# Neural Networks on MNIST

This Jupyter notebook explains various approaches for implementing neural networks that recognize digits on [MNIST](http://yann.lecun.com/exdb/mnist/) dataset.

## Preparing the MNIST dataset

Most deep learning frameworks provide APIs for loading famous datasets like MNIST (e.g., `torchvision.datasets.MNIST` in pytorch).

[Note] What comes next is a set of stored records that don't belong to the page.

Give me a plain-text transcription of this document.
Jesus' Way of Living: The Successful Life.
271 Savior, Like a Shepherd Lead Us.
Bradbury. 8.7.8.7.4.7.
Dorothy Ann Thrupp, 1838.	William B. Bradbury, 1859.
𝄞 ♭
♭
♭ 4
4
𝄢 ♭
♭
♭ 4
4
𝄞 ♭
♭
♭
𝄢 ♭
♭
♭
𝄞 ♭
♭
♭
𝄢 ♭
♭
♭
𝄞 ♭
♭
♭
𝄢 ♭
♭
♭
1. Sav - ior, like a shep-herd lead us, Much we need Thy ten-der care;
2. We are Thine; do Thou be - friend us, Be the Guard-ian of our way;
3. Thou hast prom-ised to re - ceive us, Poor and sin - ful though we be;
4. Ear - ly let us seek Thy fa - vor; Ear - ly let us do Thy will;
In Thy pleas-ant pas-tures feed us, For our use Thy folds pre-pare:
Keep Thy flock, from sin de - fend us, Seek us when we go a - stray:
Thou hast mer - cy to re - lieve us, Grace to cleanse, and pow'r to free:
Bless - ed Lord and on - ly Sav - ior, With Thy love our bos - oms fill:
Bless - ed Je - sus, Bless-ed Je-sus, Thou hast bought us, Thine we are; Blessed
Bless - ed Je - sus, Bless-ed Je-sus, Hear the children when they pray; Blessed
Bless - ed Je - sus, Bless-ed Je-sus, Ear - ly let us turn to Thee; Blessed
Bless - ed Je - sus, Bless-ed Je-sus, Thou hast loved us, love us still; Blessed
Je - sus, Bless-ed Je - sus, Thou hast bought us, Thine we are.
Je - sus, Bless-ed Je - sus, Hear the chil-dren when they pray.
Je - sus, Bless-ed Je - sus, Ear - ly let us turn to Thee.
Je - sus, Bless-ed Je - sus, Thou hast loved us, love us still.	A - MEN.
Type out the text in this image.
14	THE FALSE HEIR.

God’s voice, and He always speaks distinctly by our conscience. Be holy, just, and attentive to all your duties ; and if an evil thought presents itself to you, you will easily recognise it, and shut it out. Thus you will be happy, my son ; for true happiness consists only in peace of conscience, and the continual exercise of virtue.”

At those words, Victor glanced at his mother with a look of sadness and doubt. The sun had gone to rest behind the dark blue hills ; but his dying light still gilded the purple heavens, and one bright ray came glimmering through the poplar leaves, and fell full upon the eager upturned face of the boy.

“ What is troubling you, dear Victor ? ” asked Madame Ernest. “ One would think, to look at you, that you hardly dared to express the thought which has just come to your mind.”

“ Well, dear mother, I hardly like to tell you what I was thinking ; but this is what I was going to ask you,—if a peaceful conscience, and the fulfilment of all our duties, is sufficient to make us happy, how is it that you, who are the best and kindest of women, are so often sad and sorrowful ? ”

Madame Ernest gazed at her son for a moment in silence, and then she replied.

The APIs are handy, but hide the important step for preparing a training data for a deep learning framework; when graduating from an example dataset to the real data, we must convert a training data of our interest into the data structure that is acceptable by a deep learning framework.

The cell below downloads the original distribution of the MNIST dataset on the Web, converts the dataset into `numpy` arrays, and saves the arrays as the file `mnist.npz` with keyword names.

In [1]:
import gzip
import os
import sys
import struct
import numpy as np

def read_image(fi):
    magic, n, rows, columns = struct.unpack(">IIII", fi.read(16))
    assert magic == 0x00000803
    assert rows == 28
    assert columns == 28
    rawbuffer = fi.read()
    assert len(rawbuffer) == n * rows * columns
    rawdata = np.frombuffer(rawbuffer, dtype='>u1', count=n*rows*columns)
    return rawdata.reshape(n, rows, columns).astype(np.float32) / 255.0

def read_label(fi):
    magic, n = struct.unpack(">II", fi.read(8))
    assert magic == 0x00000801
    rawbuffer = fi.read()
    assert len(rawbuffer) == n
    return np.frombuffer(rawbuffer, dtype='>u1', count=n)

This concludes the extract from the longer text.